The researchers studied an exotic object called a blazar at the center of a large elliptical galaxy, Markarian 501, located about 460 million light-years from Earth in the constellation of Hercules. A light year is the distance that light travels in one year, 9.5 trillion kilometers.

Blazars are a subset of objects called quasars that are powered by supermassive black holes that feed on gas and other material at the center of galaxies and send two jets of particles in opposite directions into space. Blazars are oriented so that one of their two jets, from our vantage point on Earth, is coming straight at us.

“Blazars are the most persistently bright objects in the observable universe. They are the most energetic, they have the biggest and scariest black holes. Everything that happens around them is very fascinating,” said astronomer Yannis Liodakis of the Finnish Center for ESO Astronomy, lead author of the research published in the journal Nature.

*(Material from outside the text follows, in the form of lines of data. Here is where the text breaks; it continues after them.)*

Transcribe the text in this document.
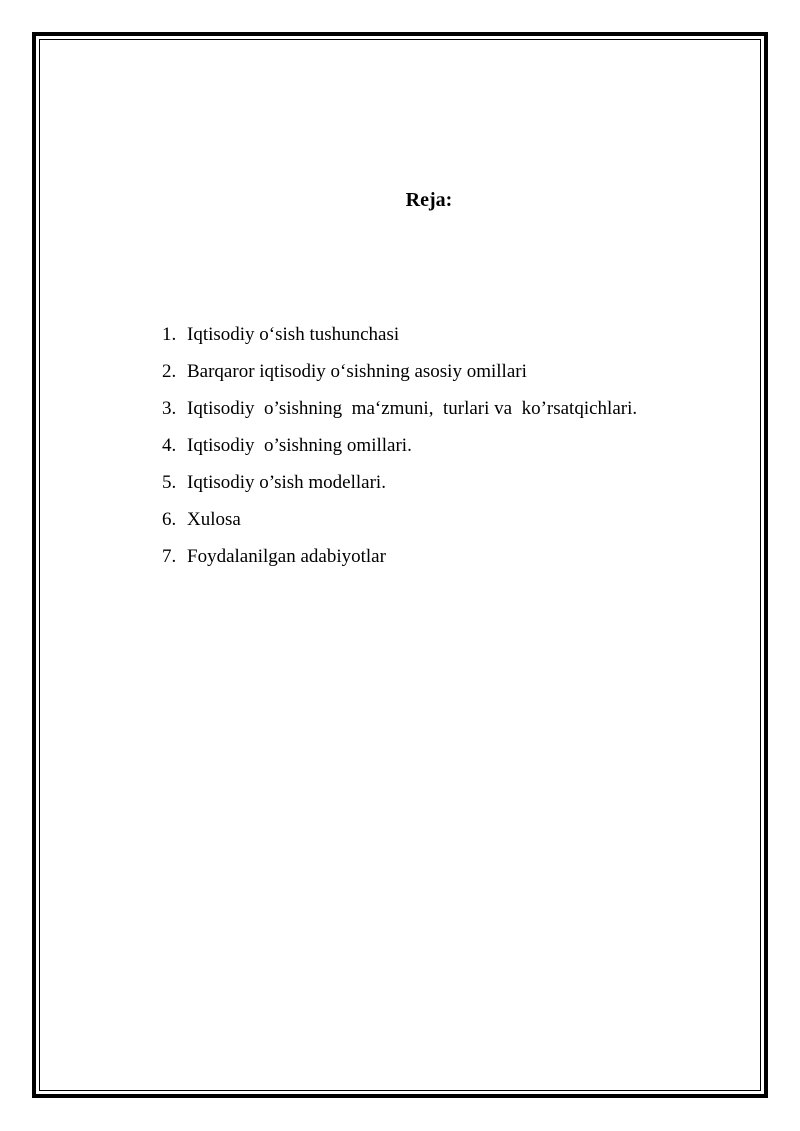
Reja:
1. Iqtisodiy o‘sish tushunchasi
2. Barqaror iqtisodiy o‘sishning asosiy omillari
3. Iqtisodiy  o’sishning  ma‘zmuni,  turlari va  ko’rsatqichlari.
4. Iqtisodiy  o’sishning omillari.
5. Iqtisodiy o’sish modellari.
6. Xulosa
7. Foydalanilgan adabiyotlar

Scientists have long sought to understand how the jets launched by blazars become so luminous, and the behavior of the particles in them. The jets from this blazar extend to a distance of approximately one million light-years.

The IXPE, launched last December in a collaboration between the US space agency, Nasa, and the Italian Space Agency, measures the brightness and polarization – a property of light that involves the orientation of electromagnetic waves – of light in X-rays from sources cosmic. Different phenomena, such as shock waves or turbulence, have polarization “signatures”.

The researchers found evidence that jet particles become energized when hit by a shock wave that propagates outwards within the stream and emits X-rays as they accelerate. A shock wave is produced when something moves faster than the speed of sound through a medium like air — like a supersonic jet flying through Earth’s atmosphere — or a region with particles and magnetic fields called plasma, as in this one. case.

“The light we see from the jets comes from electrons,” said Boston University astrophysicist Alan Marscher, co-author of the study. “X-rays of the type we observed in Markarian 501 can only come from extremely high-energy electrons.”

The driving force behind this drama is a black hole, an extraordinarily dense object with such powerful gravity that not even light can escape. The supermassive black hole at the center of Markarian 501 has a mass around a billion times the mass of our Sun — about 200 times more than the mass of Sagittarius A*, the Milky Way’s supermassive black hole.

“Black holes are unique laboratories for studying fundamental physics under extreme conditions that we cannot reproduce on Earth,” said Liodakis.

“However, before we can use them as such, we need to understand all the physical processes that occur. We’ve been observing high-energy light from these sources for many years, and we had some theories of how the particles that emit this light would be energized. The capabilities of X-ray polarization at IXPE allowed us for the first time to directly test our theories,” said Liodakis.